[Algorithm] Finding Prime numbers - Sieve of Eratosthenes

Given a number N, the output should be the all the prime numbers which is less than N.

The solution is calledSieve of Eratosthenes:

First of all, we assume all the number from 2 to N are prime number (0 & 1 is not Prime number).

According to the Primse number defination that Prime number can only be divided by 1 & itself. So what we do is start from

2 * 2 = 4

2 * 3 = 6

2 * 4 = 8

2 * 5 = 10

...

2 * j <= N

3 * 2 = 6

3 * 3 = 9

...

i * j <= N

i is from 2 to N.

We are going to mark all the caluclated number to be Not prime numbers.
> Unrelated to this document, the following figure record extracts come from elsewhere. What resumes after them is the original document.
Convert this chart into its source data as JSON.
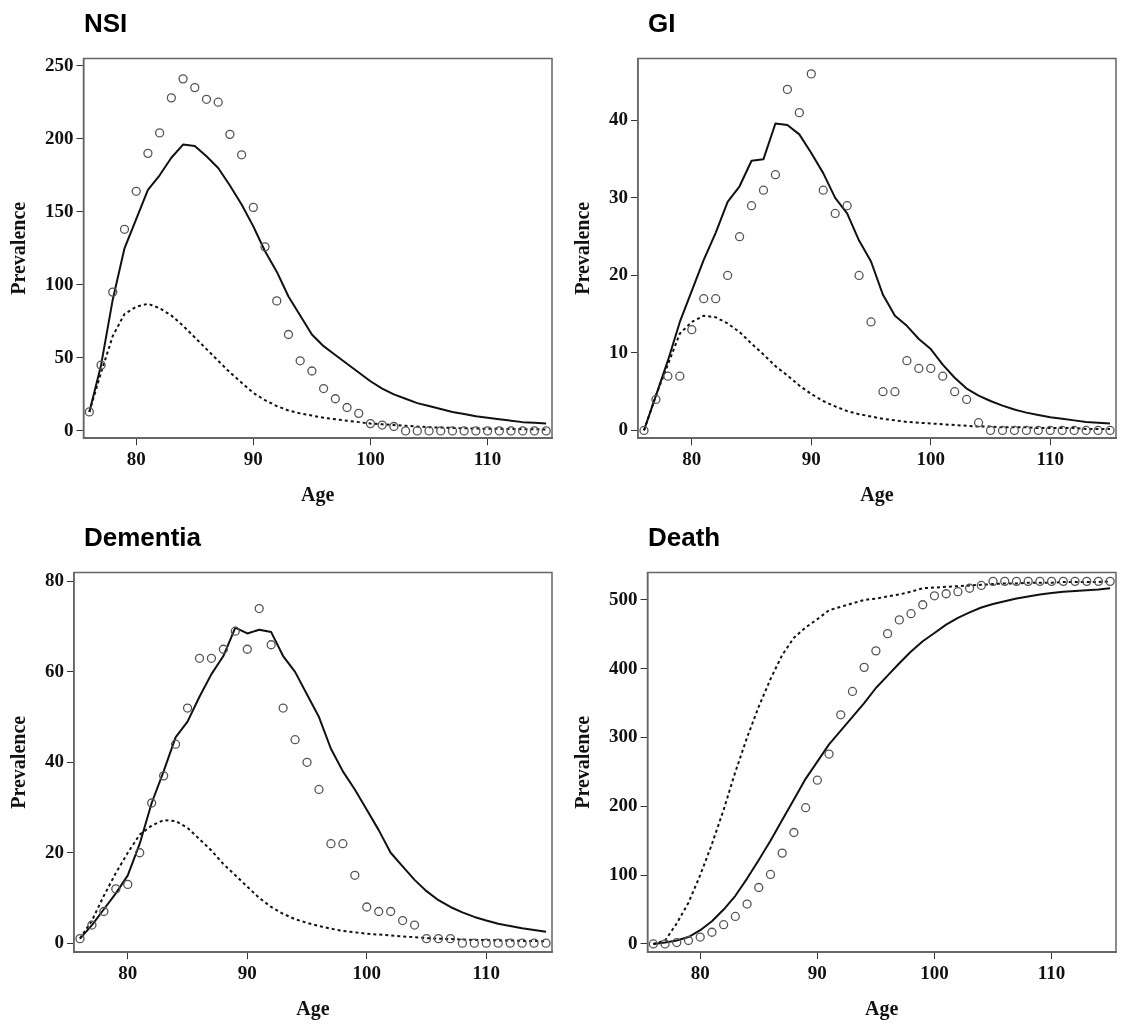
{
  "chart_data": [
    {
      "type": "line",
      "title": "NSI",
      "xlabel": "Age",
      "ylabel": "Prevalence",
      "grid": false,
      "legend": false,
      "x": [
        76,
        77,
        78,
        79,
        80,
        81,
        82,
        83,
        84,
        85,
        86,
        87,
        88,
        89,
        90,
        91,
        92,
        93,
        94,
        95,
        96,
        97,
        98,
        99,
        100,
        101,
        102,
        103,
        104,
        105,
        106,
        107,
        108,
        109,
        110,
        111,
        112,
        113,
        114,
        115
      ],
      "xlim": [
        75.5,
        115.5
      ],
      "xticks": [
        80,
        90,
        100,
        110
      ],
      "ylim": [
        -5,
        255
      ],
      "yticks": [
        0,
        50,
        100,
        150,
        200,
        250
      ],
      "series": [
        {
          "type": "scatter",
          "marker": "circle",
          "color": "#555555",
          "values": [
            13,
            45,
            95,
            138,
            164,
            190,
            204,
            228,
            241,
            235,
            227,
            225,
            203,
            189,
            153,
            126,
            89,
            66,
            48,
            41,
            29,
            22,
            16,
            12,
            5,
            4,
            3,
            0,
            0,
            0,
            0,
            0,
            0,
            0,
            0,
            0,
            0,
            0,
            0,
            0
          ]
        },
        {
          "type": "line",
          "marker": "none",
          "line_style": "solid",
          "color": "#111111",
          "values": [
            13,
            45,
            90,
            125,
            145,
            165,
            175,
            187,
            196,
            195,
            188,
            180,
            168,
            155,
            140,
            123,
            109,
            92,
            79,
            66,
            58,
            52,
            46,
            40,
            34,
            29,
            25,
            22,
            19,
            17,
            15,
            13,
            11.5,
            10,
            9,
            8,
            7,
            6,
            5.5,
            5
          ]
        },
        {
          "type": "line",
          "marker": "none",
          "line_style": "dotted",
          "color": "#111111",
          "values": [
            13,
            40,
            65,
            80,
            85,
            87,
            84,
            79,
            72,
            64,
            56,
            48,
            40,
            33,
            26,
            21,
            17,
            14,
            12,
            10.5,
            9,
            8,
            7,
            6,
            5,
            4.5,
            4,
            3.5,
            3,
            2.5,
            2.3,
            2,
            1.8,
            1.6,
            1.5,
            1.4,
            1.3,
            1.2,
            1.1,
            1
          ]
        }
      ]
    },
    {
      "type": "line",
      "title": "GI",
      "xlabel": "Age",
      "ylabel": "Prevalence",
      "grid": false,
      "legend": false,
      "x": [
        76,
        77,
        78,
        79,
        80,
        81,
        82,
        83,
        84,
        85,
        86,
        87,
        88,
        89,
        90,
        91,
        92,
        93,
        94,
        95,
        96,
        97,
        98,
        99,
        100,
        101,
        102,
        103,
        104,
        105,
        106,
        107,
        108,
        109,
        110,
        111,
        112,
        113,
        114,
        115
      ],
      "xlim": [
        75.5,
        115.5
      ],
      "xticks": [
        80,
        90,
        100,
        110
      ],
      "ylim": [
        -1,
        48
      ],
      "yticks": [
        0,
        10,
        20,
        30,
        40
      ],
      "series": [
        {
          "type": "scatter",
          "marker": "circle",
          "color": "#555555",
          "values": [
            0,
            4,
            7,
            7,
            13,
            17,
            17,
            20,
            25,
            29,
            31,
            33,
            44,
            41,
            46,
            31,
            28,
            29,
            20,
            14,
            5,
            5,
            9,
            8,
            8,
            7,
            5,
            4,
            1,
            0,
            0,
            0,
            0,
            0,
            0,
            0,
            0,
            0,
            0,
            0
          ]
        },
        {
          "type": "line",
          "marker": "none",
          "line_style": "solid",
          "color": "#111111",
          "values": [
            0,
            4.5,
            9,
            14,
            18,
            22,
            25.5,
            29.5,
            31.5,
            34.8,
            35,
            39.6,
            39.4,
            38.2,
            35.8,
            33.2,
            30,
            28,
            24.5,
            21.8,
            17.5,
            14.8,
            13.5,
            11.8,
            10.5,
            8.5,
            6.8,
            5.4,
            4.5,
            3.8,
            3.2,
            2.7,
            2.3,
            2,
            1.7,
            1.5,
            1.3,
            1.1,
            1,
            0.9
          ]
        },
        {
          "type": "line",
          "marker": "none",
          "line_style": "dotted",
          "color": "#111111",
          "values": [
            0,
            4.5,
            8.5,
            12.5,
            14,
            14.8,
            14.6,
            13.8,
            12.7,
            11.2,
            9.8,
            8.3,
            7.1,
            5.8,
            4.7,
            3.8,
            3.1,
            2.5,
            2.1,
            1.8,
            1.5,
            1.3,
            1.1,
            1,
            0.9,
            0.8,
            0.7,
            0.6,
            0.5,
            0.5,
            0.4,
            0.4,
            0.4,
            0.3,
            0.3,
            0.3,
            0.3,
            0.2,
            0.2,
            0.2
          ]
        }
      ]
    },
    {
      "type": "line",
      "title": "Dementia",
      "xlabel": "Age",
      "ylabel": "Prevalence",
      "grid": false,
      "legend": false,
      "x": [
        76,
        77,
        78,
        79,
        80,
        81,
        82,
        83,
        84,
        85,
        86,
        87,
        88,
        89,
        90,
        91,
        92,
        93,
        94,
        95,
        96,
        97,
        98,
        99,
        100,
        101,
        102,
        103,
        104,
        105,
        106,
        107,
        108,
        109,
        110,
        111,
        112,
        113,
        114,
        115
      ],
      "xlim": [
        75.5,
        115.5
      ],
      "xticks": [
        80,
        90,
        100,
        110
      ],
      "ylim": [
        -2,
        82
      ],
      "yticks": [
        0,
        20,
        40,
        60,
        80
      ],
      "series": [
        {
          "type": "scatter",
          "marker": "circle",
          "color": "#555555",
          "values": [
            1,
            4,
            7,
            12,
            13,
            20,
            31,
            37,
            44,
            52,
            63,
            63,
            65,
            69,
            65,
            74,
            66,
            52,
            45,
            40,
            34,
            22,
            22,
            15,
            8,
            7,
            7,
            5,
            4,
            1,
            1,
            1,
            0,
            0,
            0,
            0,
            0,
            0,
            0,
            0
          ]
        },
        {
          "type": "line",
          "marker": "none",
          "line_style": "solid",
          "color": "#111111",
          "values": [
            1,
            4,
            7.5,
            11,
            15,
            22,
            31,
            38,
            45.5,
            49,
            54.5,
            59.5,
            63.5,
            69.8,
            68.5,
            69.3,
            68.8,
            63.5,
            60,
            55,
            50,
            43,
            38,
            34,
            29.5,
            25,
            20,
            17,
            14,
            11.5,
            9.5,
            8,
            6.8,
            5.8,
            5,
            4.3,
            3.8,
            3.3,
            2.9,
            2.5
          ]
        },
        {
          "type": "line",
          "marker": "none",
          "line_style": "dotted",
          "color": "#111111",
          "values": [
            1,
            5,
            10.5,
            15.5,
            20,
            24,
            26,
            27.2,
            27,
            25.5,
            23,
            20.5,
            17.5,
            15,
            12.5,
            10,
            8,
            6.5,
            5.3,
            4.5,
            3.8,
            3.2,
            2.7,
            2.4,
            2.1,
            1.9,
            1.7,
            1.5,
            1.3,
            1.1,
            1,
            0.9,
            0.8,
            0.7,
            0.7,
            0.6,
            0.6,
            0.5,
            0.5,
            0.4
          ]
        }
      ]
    },
    {
      "type": "line",
      "title": "Death",
      "xlabel": "Age",
      "ylabel": "Prevalence",
      "grid": false,
      "legend": false,
      "x": [
        76,
        77,
        78,
        79,
        80,
        81,
        82,
        83,
        84,
        85,
        86,
        87,
        88,
        89,
        90,
        91,
        92,
        93,
        94,
        95,
        96,
        97,
        98,
        99,
        100,
        101,
        102,
        103,
        104,
        105,
        106,
        107,
        108,
        109,
        110,
        111,
        112,
        113,
        114,
        115
      ],
      "xlim": [
        75.5,
        115.5
      ],
      "xticks": [
        80,
        90,
        100,
        110
      ],
      "ylim": [
        -12,
        540
      ],
      "yticks": [
        0,
        100,
        200,
        300,
        400,
        500
      ],
      "series": [
        {
          "type": "scatter",
          "marker": "circle",
          "color": "#555555",
          "values": [
            0,
            0,
            2,
            5,
            10,
            17,
            28,
            40,
            58,
            82,
            101,
            132,
            162,
            198,
            238,
            276,
            333,
            367,
            402,
            426,
            451,
            471,
            480,
            493,
            506,
            509,
            512,
            517,
            521,
            527,
            527,
            527,
            527,
            527,
            527,
            527,
            527,
            527,
            527,
            527
          ]
        },
        {
          "type": "line",
          "marker": "none",
          "line_style": "solid",
          "color": "#111111",
          "values": [
            0,
            2,
            5,
            10,
            20,
            33,
            50,
            70,
            95,
            122,
            150,
            180,
            210,
            240,
            265,
            290,
            310,
            330,
            350,
            372,
            390,
            408,
            425,
            440,
            452,
            464,
            474,
            482,
            489,
            494,
            498,
            502,
            505,
            508,
            510,
            512,
            513,
            514,
            515,
            517
          ]
        },
        {
          "type": "line",
          "marker": "none",
          "line_style": "dotted",
          "color": "#111111",
          "values": [
            0,
            5,
            30,
            60,
            100,
            145,
            195,
            250,
            300,
            345,
            385,
            420,
            445,
            460,
            472,
            485,
            490,
            495,
            500,
            502,
            505,
            508,
            512,
            517,
            518,
            519,
            520,
            521,
            522,
            523,
            524,
            524,
            525,
            525,
            525,
            526,
            526,
            526,
            526,
            527
          ]
        }
      ]
    }
  ]
}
In the end, the remining numbers should be Primes.

function findPrime (n) {
  let primes = [];

  for (let i = 0; i <= n; i++) {
    primes.push(1);
  }

  primes[0] = 0;
  primes[1] = 0;

  for (let i = 2; i <= Math.sqrt(n); i++) {
    if (primes[i] === 1) {
        for (let j = 2; i * j <= n; j++) {
          primes[i * j] = 0;
        }
    }
  }

  return primes.map((val, index) => val === 1 ? index: 0).filter(Boolean);
} 

findPrime(14) // [ 2, 3, 5, 7, 11, 13 ]

One optimization, we don't need to loop i from 2 to N, it is enough from 2 to Math.sqrt(n)